12일 차: UDF vs Pandas UDF
Source: Dev.to
Welcome to Day 12 of the Spark Mastery Series!
UDFs (User Defined Functions) can dramatically slow a Spark job—adding a single UDF may increase runtime by up to 10×. Understanding why and how to avoid this pitfall is essential.
UDFs (User Defined Functions)
A UDF is a Python function applied to a Spark DataFrame.
from pyspark.sql.functions import udf
@udf("string")
def reverse_name(name):
return name[::-1]
When a normal UDF is used Spark must:
- Ship each record to Python
- Execute the Python code
- Convert the result back to the JVM
- Merge the result with the DataFrame
Each record crosses the Python ↔ JVM boundary, which is slow.

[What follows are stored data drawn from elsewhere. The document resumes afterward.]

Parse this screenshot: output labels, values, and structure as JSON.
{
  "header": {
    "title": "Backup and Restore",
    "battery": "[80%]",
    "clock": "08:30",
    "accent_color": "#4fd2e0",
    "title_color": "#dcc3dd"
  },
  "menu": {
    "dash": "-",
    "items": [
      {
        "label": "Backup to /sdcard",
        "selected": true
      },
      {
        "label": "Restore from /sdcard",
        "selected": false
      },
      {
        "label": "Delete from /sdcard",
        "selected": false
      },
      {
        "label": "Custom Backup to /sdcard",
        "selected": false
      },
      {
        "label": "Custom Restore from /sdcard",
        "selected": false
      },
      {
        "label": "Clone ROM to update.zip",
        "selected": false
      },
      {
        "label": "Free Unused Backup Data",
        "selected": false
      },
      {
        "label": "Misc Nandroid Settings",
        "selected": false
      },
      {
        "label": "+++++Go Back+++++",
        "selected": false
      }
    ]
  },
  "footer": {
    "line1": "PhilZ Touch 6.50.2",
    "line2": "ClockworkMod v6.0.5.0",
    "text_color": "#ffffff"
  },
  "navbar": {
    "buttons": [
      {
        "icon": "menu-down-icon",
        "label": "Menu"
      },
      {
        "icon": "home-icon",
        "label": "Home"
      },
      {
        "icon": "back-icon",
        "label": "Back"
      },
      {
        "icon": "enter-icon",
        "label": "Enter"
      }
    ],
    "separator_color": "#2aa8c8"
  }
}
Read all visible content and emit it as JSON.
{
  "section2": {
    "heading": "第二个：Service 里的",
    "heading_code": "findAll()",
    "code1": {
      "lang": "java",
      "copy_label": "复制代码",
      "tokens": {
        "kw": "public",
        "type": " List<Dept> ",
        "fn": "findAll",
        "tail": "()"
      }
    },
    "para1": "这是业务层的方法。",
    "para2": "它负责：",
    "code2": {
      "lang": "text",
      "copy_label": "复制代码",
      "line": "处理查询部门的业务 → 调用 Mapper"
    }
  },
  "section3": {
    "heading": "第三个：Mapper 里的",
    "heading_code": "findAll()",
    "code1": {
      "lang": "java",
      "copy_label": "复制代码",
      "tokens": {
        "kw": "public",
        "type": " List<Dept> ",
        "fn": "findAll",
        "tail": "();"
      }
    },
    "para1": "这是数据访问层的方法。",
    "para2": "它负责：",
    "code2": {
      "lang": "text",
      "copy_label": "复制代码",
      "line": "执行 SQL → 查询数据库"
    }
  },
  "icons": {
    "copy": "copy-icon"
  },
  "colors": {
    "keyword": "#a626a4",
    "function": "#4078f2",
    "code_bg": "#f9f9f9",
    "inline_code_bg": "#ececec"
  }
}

Built‑in Functions — ALWAYS Preferred
Spark’s native functions are implemented in Scala, vectorized, and optimized by Catalyst. They also support predicate push‑down and column pruning.
df.withColumn("upper_name", upper(col("name")))
Rule: If Spark provides a built‑in function, never write a UDF.
Pandas UDF — The Best Alternative to Normal UDFs
A regular UDF processes rows one‑by‑one in Python.
A Pandas UDF uses Apache Arrow to operate on whole batches (vectorized), delivering a large speed boost.
from pyspark.sql.functions import pandas_udf
@pandas_udf("double")
def multiply_by_two(col):
return col * 2
Spark sends data in batches rather than row‑by‑row, resulting in huge performance improvements.
Types of Pandas UDFs
Scalar Pandas UDF
@pandas_udf("double")
def add_one(col):
return col + 1
Grouped Map UDF
@pandas_udf(schema, PandasUDFType.GROUPED_MAP)
def my_grouped_map(pdf):
# custom transformation on a pandas DataFrame per group
return pdf
Typical use cases:
- Time‑series transformation
- Per‑user model training
- Per‑group cleaning
Grouped Aggregate UDF
@pandas_udf("double", PandasUDFType.GROUPED_AGG)
def my_grouped_agg(pdf):
# return a single aggregated value per group
return pdf.mean()
Good for: statistical aggregation, ML metrics, etc.
When Should You Use a Normal UDF?
Only consider a normal UDF when:
- No suitable built‑in function exists
- The operation cannot be vectorized
- You need extensive custom Python logic
These cases are rare in typical ETL pipelines.
Real Example: Performance Difference
| Approach | Runtime |
|---|---|
| Normal UDF | 50 seconds |
| Pandas UDF | 8 seconds |
| Built‑in function | 1 second |
The stark contrast explains why senior engineers avoid normal UDFs unless absolutely necessary.
Summary Guidelines
- Prefer built‑in functions whenever possible.
- Use Pandas UDFs for vectorizable custom logic.
- Reserve normal UDFs for truly exceptional cases.
By following these practices you’ll achieve much better performance in your Spark jobs.